Sliding the door of the compartment open, I stepped inside. The women turned to me in unison. There were four of them, two older than the others, the skin around their eyes delicately puckered. Even in Morocco, a Muslim country, it was not usual to see the chador, and there was something otherworldly about the foursome, something almost perverse about these silent and shadowy women.
“Help me!” I pleaded in French, my breathing labored.
The women remained silent. One of them shifted slightly under her cloak, then blinked up at me.
“Help me!” I repeated my request in English, stepping deeper into the compartment.
One of the older women pressed her head to the window and peered down the passageway. Turning back, she barked something to the other three; then she and the woman opposite her pulled down the privacy shades. In an instant the women were up. One of them grabbed my rucksack and stuffed it in the overhead storage rack while another pulled down one of her own bags. Unzipping it, she removed a wad of black fabric. It took no more than twenty seconds for the eight hands to cover me. There was a knock on the door, and someone pushed me down into a seat.
The knock came again, and the same woman who’d first spoken lifted her shade. My pursuers peered into the compartment, Salim’s crooked nose almost touching the glass. The older woman opened the door a crack and said something to the two men, her tone severe, reproving. The man in the sunglasses smiled at her and made a little bow, a show of mocking respect. She slammed the door in his face and turned away.
The two men hesitated a moment, their eyes ranging across each of us; then the man with the sunglasses said something to Salim, and they moved off toward the rear of the train. I took a deep breath and exhaled. A minute passed, and another. Finally, the men reappeared, heading in the direction they’d come from, hurrying now. The woman next to me reached over and grasped my hand through her cloak. Her grip was tight, her hand cool and smooth.
“Thank you,” I said, and the four veiled heads nodded together.
The silence broke, and there was a relieved rush of conversation. Until that moment, I realized, I had not really heard Arabic spoken by women. It was entirely different from the language spoken by men, softer and rounder, more like a song. One of the women gesticulated, and her chador unfurled like a great black bird, like a wing opening to take me in, like the walls of the convent, the community of women they enwombed.
They spoke animatedly, as if to cleanse themselves of the earlier tension, and as they did, I began to see how different they each were. Here was the joker, and here the bossy one, and next to me, the serious one of the group, the one who had squeezed my hand.
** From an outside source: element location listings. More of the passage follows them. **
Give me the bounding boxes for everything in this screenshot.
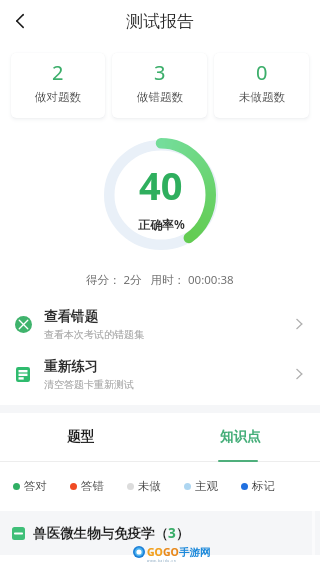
button[interactable]: 知识点 [160, 413, 320, 462]
other: Open [294, 319, 304, 329]
staticText: 题型 [67, 428, 94, 445]
staticText: w w w . b a i d u . c n [147, 559, 176, 563]
button[interactable]: 2 [11, 53, 105, 118]
staticText: 2 [52, 59, 64, 86]
staticText: GOGO手游网 [147, 545, 211, 559]
staticText: 标记 [252, 479, 275, 493]
staticText: 答错 [81, 479, 104, 493]
staticText: 做错题数 [137, 90, 183, 104]
button[interactable]: 3 [112, 53, 207, 118]
button[interactable]: 查看错题 [0, 299, 320, 349]
staticText: 做对题数 [35, 90, 81, 104]
staticText: 查看错题 [44, 308, 98, 325]
staticText: 得分： 2分 用时： 00:00:38 [86, 272, 234, 288]
staticText: 未做题数 [239, 90, 285, 104]
staticText: 清空答题卡重新测试 [44, 378, 134, 391]
button[interactable]: 题型 [0, 413, 160, 462]
staticText: 正确率% [138, 216, 185, 232]
button[interactable]: 未做 [127, 479, 161, 493]
staticText: 40 [139, 159, 183, 211]
button[interactable]: 主观 [184, 479, 218, 493]
button[interactable]: 答错 [70, 479, 104, 493]
button[interactable]: Back [6, 7, 34, 35]
staticText: 主观 [195, 479, 218, 493]
button[interactable]: 标记 [241, 479, 275, 493]
button[interactable]: 答对 [13, 479, 47, 493]
staticText: 重新练习 [44, 358, 98, 375]
staticText: 未做 [138, 479, 161, 493]
button[interactable]: 0 [214, 53, 309, 118]
staticText: 答对 [24, 479, 47, 493]
button[interactable]: 重新练习 [0, 349, 320, 399]
staticText: 3 [154, 59, 166, 86]
staticText: 0 [256, 59, 268, 86]
staticText: 兽医微生物与免疫学（3） [33, 524, 190, 542]
staticText: 查看本次考试的错题集 [44, 328, 144, 341]
staticText: 测试报告 [126, 11, 194, 32]
other: Open [294, 369, 304, 379]
button[interactable]: 兽医微生物与免疫学（3） [12, 511, 320, 555]
staticText: 知识点 [220, 428, 261, 445]
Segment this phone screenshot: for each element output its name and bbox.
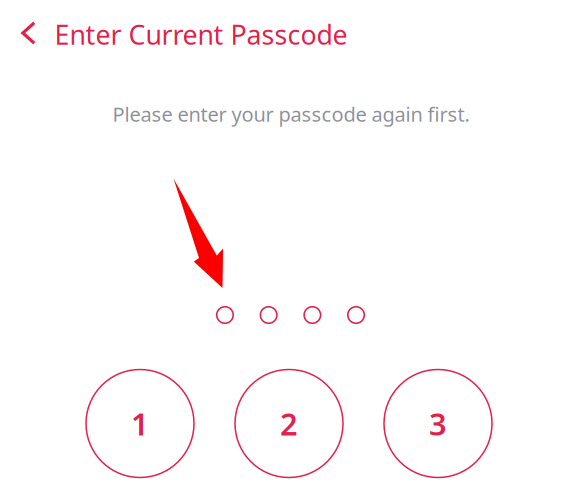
button[interactable]: 2 — [235, 370, 343, 478]
staticText: 1 — [131, 403, 149, 444]
button[interactable]: Back — [6, 11, 50, 55]
staticText: Please enter your passcode again first. — [112, 101, 470, 127]
staticText: 2 — [280, 403, 298, 444]
button[interactable]: 3 — [384, 370, 492, 478]
staticText: 3 — [429, 403, 447, 444]
button[interactable]: 1 — [86, 370, 194, 478]
staticText: Enter Current Passcode — [54, 17, 348, 52]
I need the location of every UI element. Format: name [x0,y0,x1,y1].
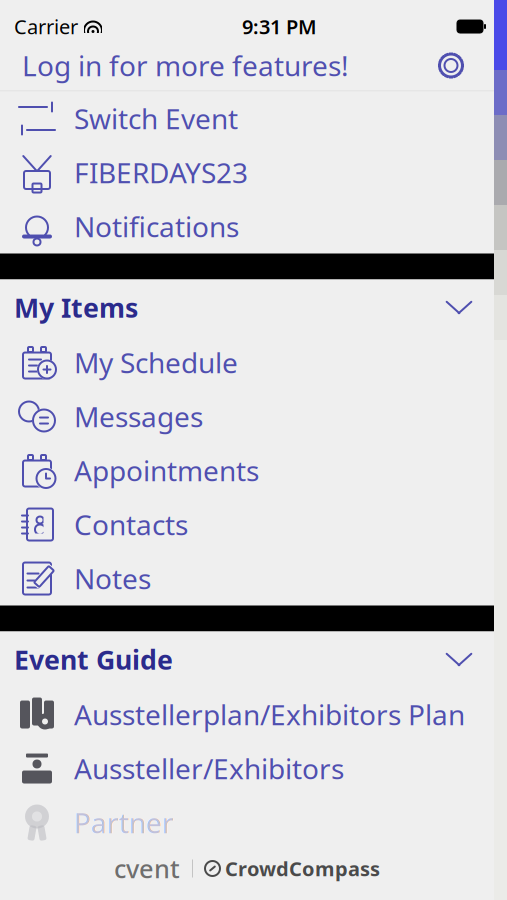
button[interactable]: Contacts [0,498,494,552]
staticText: Appointments [74,452,259,489]
button[interactable]: FIBERDAYS23 [0,146,494,200]
staticText: Carrier [14,13,78,40]
button[interactable]: Notifications [0,200,494,254]
staticText: My Items [14,290,138,325]
staticText: Event Guide [14,642,173,677]
button[interactable]: Event Guide [0,632,494,688]
staticText: Partner [74,804,174,841]
button[interactable]: Settings [436,42,494,88]
staticText: Contacts [74,506,188,543]
staticText: Messages [74,398,203,435]
button[interactable]: Appointments [0,444,494,498]
button[interactable]: Ausstellerplan/Exhibitors Plan [0,688,494,742]
staticText: FIBERDAYS23 [74,154,248,191]
staticText: CrowdCompass [225,855,380,882]
button[interactable]: Notes [0,552,494,606]
staticText: My Schedule [74,344,238,381]
staticText: 9:31 PM [242,13,317,40]
button[interactable]: My Schedule [0,336,494,390]
button[interactable]: Messages [0,390,494,444]
staticText: cvent [114,852,180,885]
button[interactable]: Switch Event [0,92,494,146]
button[interactable]: Log in for more features! [0,37,349,94]
button[interactable]: My Items [0,280,494,336]
staticText: Notifications [74,208,239,245]
staticText: Ausstellerplan/Exhibitors Plan [74,696,465,733]
staticText: Notes [74,560,151,597]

Each one was unique, as each of the sisters had been. The sisters. I shuddered under my chador, thinking of that night at the convent, Heloise’s pale face. Pushing back the folds of fabric, I glanced at my watch. Two hours to Marrakech and no stops.
The train slowed slightly, and I got up and went to the window. Up ahead, some dozen small lamps flickered along the berm of the rail bed, the lights like fireflies, arcing and bobbing in the darkness. The train slowed further, crawling to a stop. In the glow of each lamp I could see a small boy, a cluster of dark faces and white teeth. The boys approached the cars close to the front of the train, holding up pottery and trinkets, pleading with the unseen passengers. Several hands thrust bills or coins out in exchange for the meager goods.
Two hours for Salim and his friend to find me, I thought, glancing at the women. I stood and unwrapped myself, folding the chador, laying it on the seat.
“Thank you,” I said again to the women. “Shukran.” The Arabic word came easily to my tongue.